Have you ever voted absentee? There are two envelopes, one goes in the other... the inside envelope face is blank and has no information about you and holds your vote.
Hammer of Truth
For those of you who are in Northern VA. The Researcher at John Hopkins who looked at the Diebold systems is doing a presentation on his findings at the National Science Foundation, room 110 Aug 12th at 4pm.
If you can't make it, I've drafted an intern to tape and encode it for download. It will be archived a day later at http://www.ngi-supernet.org/conferences.html
If any of you are interested please tell me so I can post it as a bittorrent instead of burning down the web server.
Just respond to the thread...thanks!
Whoever wants assurance that the systems are working. An interest group of voters could hire the auditors if they wanted to. I've worked for government, banks, insurers, shareholders, the companies themselves... anyone with a stake in the process.
That doesn't mean that the company making the software would let them come in and audit - but these are a fairly big deal and it would be VERY strange if someone with an interest was willing to pay for an audit and the company in question was unwilling to let the audit go forward.
But auditors qualified to do 70/5900s are not something there are tonnes of.
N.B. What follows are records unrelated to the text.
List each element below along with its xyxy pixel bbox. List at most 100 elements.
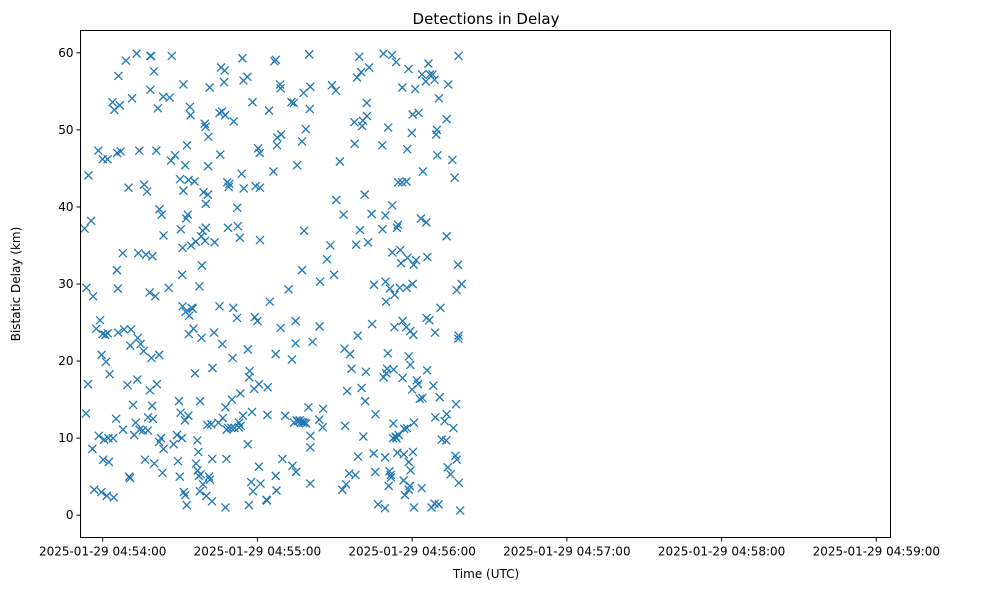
data-point	[174, 396, 184, 406]
data-point	[430, 75, 440, 85]
data-point	[220, 502, 230, 512]
data-point	[220, 402, 230, 412]
data-point	[331, 86, 341, 96]
data-point	[170, 150, 180, 160]
data-point	[299, 226, 309, 236]
data-point	[318, 422, 328, 432]
data-point	[210, 237, 220, 247]
data-point	[103, 328, 113, 338]
data-point	[457, 279, 467, 289]
data-point	[349, 117, 359, 127]
data-point	[97, 350, 107, 360]
data-point	[195, 486, 205, 496]
data-point	[410, 84, 420, 94]
data-point	[156, 433, 166, 443]
data-point	[91, 324, 101, 334]
data-point	[179, 487, 189, 497]
data-point	[318, 404, 328, 414]
data-point	[182, 500, 192, 510]
data-point	[373, 499, 383, 509]
data-point	[113, 71, 123, 81]
data-point	[400, 490, 410, 500]
data-point	[315, 321, 325, 331]
data-point	[201, 223, 211, 233]
data-point	[224, 182, 234, 192]
data-point	[291, 338, 301, 348]
data-point	[402, 177, 411, 186]
data-point	[136, 339, 146, 349]
data-point	[415, 394, 425, 404]
data-point	[180, 490, 190, 500]
data-point	[380, 452, 390, 462]
data-point	[188, 304, 198, 314]
data-point	[409, 260, 419, 270]
data-point	[154, 350, 164, 360]
x-tick-label: 2025-01-29 04:57:00	[503, 545, 630, 559]
data-point	[440, 416, 450, 426]
data-point	[139, 180, 149, 190]
data-point	[192, 435, 202, 445]
data-point	[402, 283, 412, 293]
data-point	[238, 411, 248, 421]
data-point	[398, 316, 408, 326]
data-point	[188, 324, 198, 334]
data-point	[254, 379, 264, 389]
data-point	[207, 496, 217, 506]
axis-ticks: 2025-01-29 04:54:00 2025-01-29 04:55:00 20…	[39, 46, 940, 559]
data-point	[243, 345, 253, 354]
data-point	[408, 279, 418, 289]
data-point	[434, 499, 444, 509]
data-point	[243, 439, 253, 449]
data-point	[232, 203, 242, 213]
data-point	[140, 455, 150, 465]
data-point	[169, 439, 179, 449]
data-point	[331, 195, 341, 205]
data-point	[180, 415, 190, 425]
data-point	[305, 479, 315, 489]
data-point	[408, 110, 418, 119]
data-point	[357, 383, 367, 393]
data-point	[100, 330, 110, 340]
data-point	[342, 386, 352, 396]
data-point	[417, 393, 427, 403]
data-point	[408, 447, 418, 457]
data-point	[126, 325, 136, 334]
data-point	[208, 363, 217, 373]
data-point	[417, 483, 427, 493]
data-point	[304, 402, 313, 412]
data-point	[237, 53, 247, 63]
data-point	[271, 55, 281, 65]
data-point	[228, 303, 238, 313]
data-point	[327, 80, 337, 90]
data-point	[363, 237, 373, 247]
data-point	[222, 454, 231, 464]
data-point	[190, 177, 199, 186]
data-point	[380, 210, 390, 220]
data-point	[132, 49, 142, 59]
data-point	[121, 56, 131, 66]
data-point	[315, 277, 325, 287]
data-point	[207, 454, 217, 464]
data-point	[252, 316, 262, 326]
data-point	[417, 69, 427, 79]
data-point	[288, 461, 297, 471]
data-point	[122, 380, 132, 390]
data-point	[95, 315, 105, 325]
data-point	[103, 154, 113, 164]
data-point	[200, 119, 210, 129]
data-point	[393, 220, 403, 230]
data-point	[232, 313, 242, 323]
data-point	[454, 478, 464, 488]
data-point	[452, 285, 462, 295]
data-point	[353, 452, 363, 462]
data-point	[148, 414, 158, 424]
data-point	[360, 190, 370, 200]
data-point	[226, 423, 236, 433]
data-point	[441, 435, 451, 445]
data-point	[139, 346, 149, 356]
data-point	[443, 462, 453, 472]
data-point	[402, 144, 412, 154]
data-point	[387, 50, 397, 60]
x-tick-label: 2025-01-29 04:58:00	[658, 545, 785, 559]
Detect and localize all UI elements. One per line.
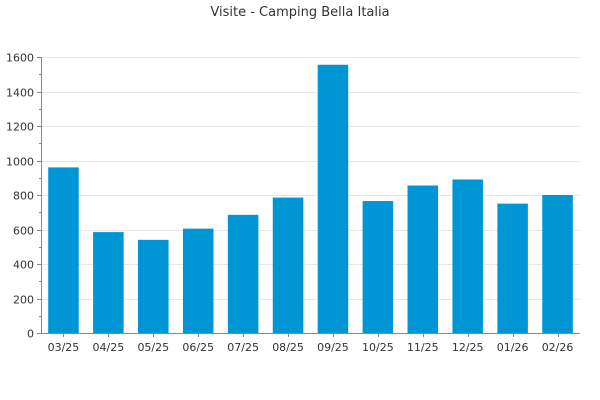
y-axis-ticks: 0 200 400 600 800 1000 1200 1400 1600 [6,52,41,341]
axes [41,57,580,334]
bar-03-25 [48,167,79,333]
bar-01-26 [497,203,528,333]
y-tick-label-200: 200 [13,294,34,307]
bar-02-26 [542,195,573,333]
bar-05-25 [138,239,169,333]
chart-title: Visite - Camping Bella Italia [210,5,389,20]
x-tick-label-11-25: 11/25 [407,341,439,354]
x-tick-label-04-25: 04/25 [93,341,125,354]
x-tick-label-12-25: 12/25 [452,341,484,354]
y-tick-label-1200: 1200 [6,121,34,134]
y-tick-label-1400: 1400 [6,87,34,100]
y-tick-label-1600: 1600 [6,52,34,65]
y-tick-label-600: 600 [13,225,34,238]
bar-07-25 [227,214,259,333]
y-tick-label-1000: 1000 [6,156,34,169]
y-tick-label-800: 800 [13,190,34,203]
gridlines [41,57,580,300]
bar-06-25 [182,228,214,333]
bars [48,64,573,333]
x-tick-label-08-25: 08/25 [272,341,304,354]
bar-11-25 [407,185,439,333]
x-tick-label-02-26: 02/26 [542,341,574,354]
y-tick-label-400: 400 [13,259,34,272]
x-tick-label-01-26: 01/26 [497,341,529,354]
x-axis-ticks: 03/25 04/25 05/25 06/25 07/25 08/25 09/25 10/25… [48,333,574,354]
bar-04-25 [93,232,124,333]
bar-08-25 [272,197,304,333]
x-tick-label-06-25: 06/25 [182,341,214,354]
bar-10-25 [362,201,394,333]
x-tick-label-05-25: 05/25 [137,341,169,354]
x-tick-label-07-25: 07/25 [227,341,259,354]
bar-09-25 [317,64,349,333]
bar-12-25 [452,179,483,333]
y-tick-label-0: 0 [27,328,34,341]
x-tick-label-10-25: 10/25 [362,341,394,354]
x-tick-label-03-25: 03/25 [48,341,80,354]
x-tick-label-09-25: 09/25 [317,341,349,354]
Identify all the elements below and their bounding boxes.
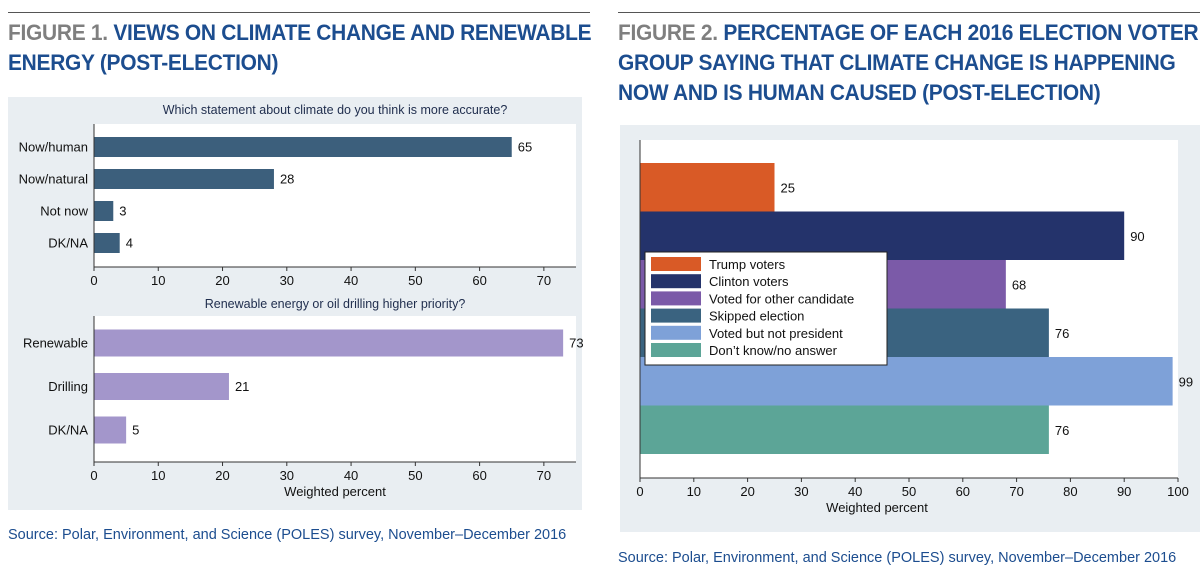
figure-2-value-label: 68 bbox=[1012, 277, 1026, 292]
figure-2-chart: 25 90 68 76 99 76 0 10 20 30 40 50 60 70 80 90 100 Weight… bbox=[620, 125, 1200, 532]
figure-1-chart-1-x-tick-label: 60 bbox=[472, 273, 486, 288]
figure-2-source: Source: Polar, Environment, and Science … bbox=[618, 550, 1177, 566]
figure-2-legend-swatch bbox=[651, 291, 701, 306]
figure-1-chart-1-x-tick-label: 20 bbox=[215, 273, 229, 288]
figure-2-legend-label: Clinton voters bbox=[709, 274, 789, 289]
figure-2-x-tick-label: 90 bbox=[1117, 484, 1131, 499]
figure-2-x-tick-label: 80 bbox=[1063, 484, 1077, 499]
figure-2-x-tick-label: 60 bbox=[956, 484, 970, 499]
figure-2-x-axis-title: Weighted percent bbox=[826, 500, 928, 515]
figure-1-title-line-2: ENERGY (POST-ELECTION) bbox=[8, 50, 279, 75]
figure-2-title-text-1: PERCENTAGE OF EACH 2016 ELECTION VOTER bbox=[723, 20, 1199, 45]
figure-1-chart-1-value-label: 4 bbox=[126, 236, 133, 251]
figure-1-chart-2-bar bbox=[94, 329, 564, 357]
figure-2-x-tick-label: 50 bbox=[902, 484, 916, 499]
figure-1-chart-2-x-tick-label: 60 bbox=[472, 468, 486, 483]
figure-2-x-tick-label: 40 bbox=[848, 484, 862, 499]
figure-1-chart-2-x-tick-label: 40 bbox=[344, 468, 358, 483]
figure-1-number: FIGURE 1. bbox=[8, 20, 108, 45]
figure-2-x-tick-label: 20 bbox=[740, 484, 754, 499]
figure-1-chart-1-value-label: 65 bbox=[518, 140, 532, 155]
figure-1-chart-2-category-label: DK/NA bbox=[48, 423, 88, 438]
figure-2-x-tick-label: 0 bbox=[636, 484, 643, 499]
figure-1-chart-2-subtitle: Renewable energy or oil drilling higher … bbox=[205, 297, 466, 311]
figure-1-title-line-1: FIGURE 1. VIEWS ON CLIMATE CHANGE AND RE… bbox=[8, 18, 592, 48]
figure-1-chart-1-category-label: DK/NA bbox=[48, 236, 88, 251]
figure-1-chart-1-x-tick-label: 50 bbox=[408, 273, 422, 288]
figure-2-bar bbox=[640, 405, 1049, 454]
figure-1-chart-1-x-tick-label: 40 bbox=[344, 273, 358, 288]
figure-2-x-tick-label: 70 bbox=[1009, 484, 1023, 499]
figure-1-rule bbox=[8, 12, 590, 13]
figure-1-chart-2-category-label: Renewable bbox=[23, 336, 88, 351]
figure-1-chart-2-x-tick-label: 50 bbox=[408, 468, 422, 483]
figure-2-rule bbox=[618, 12, 1200, 13]
figure-1-chart-2-x-axis-title: Weighted percent bbox=[284, 484, 386, 499]
figure-1-chart-1-x-tick-label: 10 bbox=[151, 273, 165, 288]
figure-1-chart-2-x-tick-label: 10 bbox=[151, 468, 165, 483]
figure-2-value-label: 25 bbox=[781, 180, 795, 195]
figure-1-chart-1-x-tick-label: 0 bbox=[90, 273, 97, 288]
figure-2-title-line-2: GROUP SAYING THAT CLIMATE CHANGE IS HAPP… bbox=[618, 50, 1176, 75]
figure-1-chart: Which statement about climate do you thi… bbox=[8, 97, 584, 510]
figure-1-chart-1-bar bbox=[94, 233, 120, 253]
figure-1-panel: FIGURE 1. VIEWS ON CLIMATE CHANGE AND RE… bbox=[0, 0, 592, 583]
figure-1-title-text-1: VIEWS ON CLIMATE CHANGE AND RENEWABLE bbox=[113, 20, 592, 45]
figure-1-chart-1-category-label: Now/natural bbox=[19, 172, 88, 187]
figure-1-chart-2-x-tick-label: 70 bbox=[537, 468, 551, 483]
figure-2-legend-label: Voted but not president bbox=[709, 326, 843, 341]
figure-1-chart-1-bar bbox=[94, 169, 274, 189]
figure-2-number: FIGURE 2. bbox=[618, 20, 718, 45]
figure-1-chart-2-x-tick-label: 30 bbox=[280, 468, 294, 483]
figure-2-legend-swatch bbox=[651, 325, 701, 340]
figure-2-x-tick-label: 10 bbox=[687, 484, 701, 499]
figure-2-legend-swatch bbox=[651, 308, 701, 323]
figure-1-chart-1-bar bbox=[94, 201, 114, 221]
figure-1-chart-2-value-label: 21 bbox=[235, 379, 249, 394]
figure-2-x-tick-label: 100 bbox=[1167, 484, 1189, 499]
figure-2-legend-swatch bbox=[651, 257, 701, 271]
figure-2-legend-label: Don’t know/no answer bbox=[709, 343, 838, 358]
figure-1-chart-2-category-label: Drilling bbox=[48, 379, 88, 394]
figure-2-legend-label: Trump voters bbox=[709, 257, 786, 272]
figure-1-chart-1-x-tick-label: 70 bbox=[537, 273, 551, 288]
figure-1-title: FIGURE 1. VIEWS ON CLIMATE CHANGE AND RE… bbox=[8, 18, 592, 78]
figure-2-title-line-1: FIGURE 2. PERCENTAGE OF EACH 2016 ELECTI… bbox=[618, 18, 1199, 48]
figure-2-bar bbox=[640, 163, 775, 212]
figure-1-chart-1-value-label: 3 bbox=[119, 204, 126, 219]
figure-2-value-label: 99 bbox=[1179, 374, 1193, 389]
figure-2-legend-swatch bbox=[651, 343, 701, 357]
figure-2-value-label: 76 bbox=[1055, 326, 1069, 341]
figure-2-value-label: 90 bbox=[1130, 229, 1144, 244]
figure-1-chart-1-subtitle: Which statement about climate do you thi… bbox=[163, 103, 508, 117]
figure-1-chart-2-bar bbox=[94, 416, 127, 444]
figure-2-panel: FIGURE 2. PERCENTAGE OF EACH 2016 ELECTI… bbox=[610, 0, 1200, 583]
figure-2-legend-swatch bbox=[651, 274, 701, 289]
figure-1-chart-2-bar bbox=[94, 373, 229, 400]
figure-2-title-line-3: NOW AND IS HUMAN CAUSED (POST-ELECTION) bbox=[618, 80, 1101, 105]
figure-1-chart-1-bar bbox=[94, 137, 512, 157]
figure-1-chart-2-value-label: 5 bbox=[132, 423, 139, 438]
figure-2-x-tick-label: 30 bbox=[794, 484, 808, 499]
figure-1-chart-2-x-tick-label: 0 bbox=[90, 468, 97, 483]
figure-2-legend-label: Voted for other candidate bbox=[709, 291, 854, 306]
figure-1-source: Source: Polar, Environment, and Science … bbox=[8, 527, 567, 543]
figure-1-chart-1-category-label: Now/human bbox=[19, 140, 88, 155]
figure-1-chart-2-value-label: 73 bbox=[569, 336, 583, 351]
figure-1-chart-1-x-tick-label: 30 bbox=[280, 273, 294, 288]
figure-1-chart-1-category-label: Not now bbox=[40, 204, 88, 219]
figure-1-chart-1-value-label: 28 bbox=[280, 172, 294, 187]
figure-1-chart-2-x-tick-label: 20 bbox=[215, 468, 229, 483]
figure-2-value-label: 76 bbox=[1055, 423, 1069, 438]
figure-2-title: FIGURE 2. PERCENTAGE OF EACH 2016 ELECTI… bbox=[618, 18, 1199, 108]
figure-2-legend-label: Skipped election bbox=[709, 309, 804, 324]
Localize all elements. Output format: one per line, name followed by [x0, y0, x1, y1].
The big 4 Accounting firms maintain them, and some smaller shops. But this is all tied into accounting and business management standards.
And as much as people point to Enron/Anderson and say you can't trust the big four - its just not true. One falsified SAS 70 or Section 5900 report and a whole multi-billion dollar company with 10s of thousands of employees can unravel. There is checking, double checking and very rigid standards of audit evidence that are required for these things.
Every piece of work I do gets checked by at least three other people.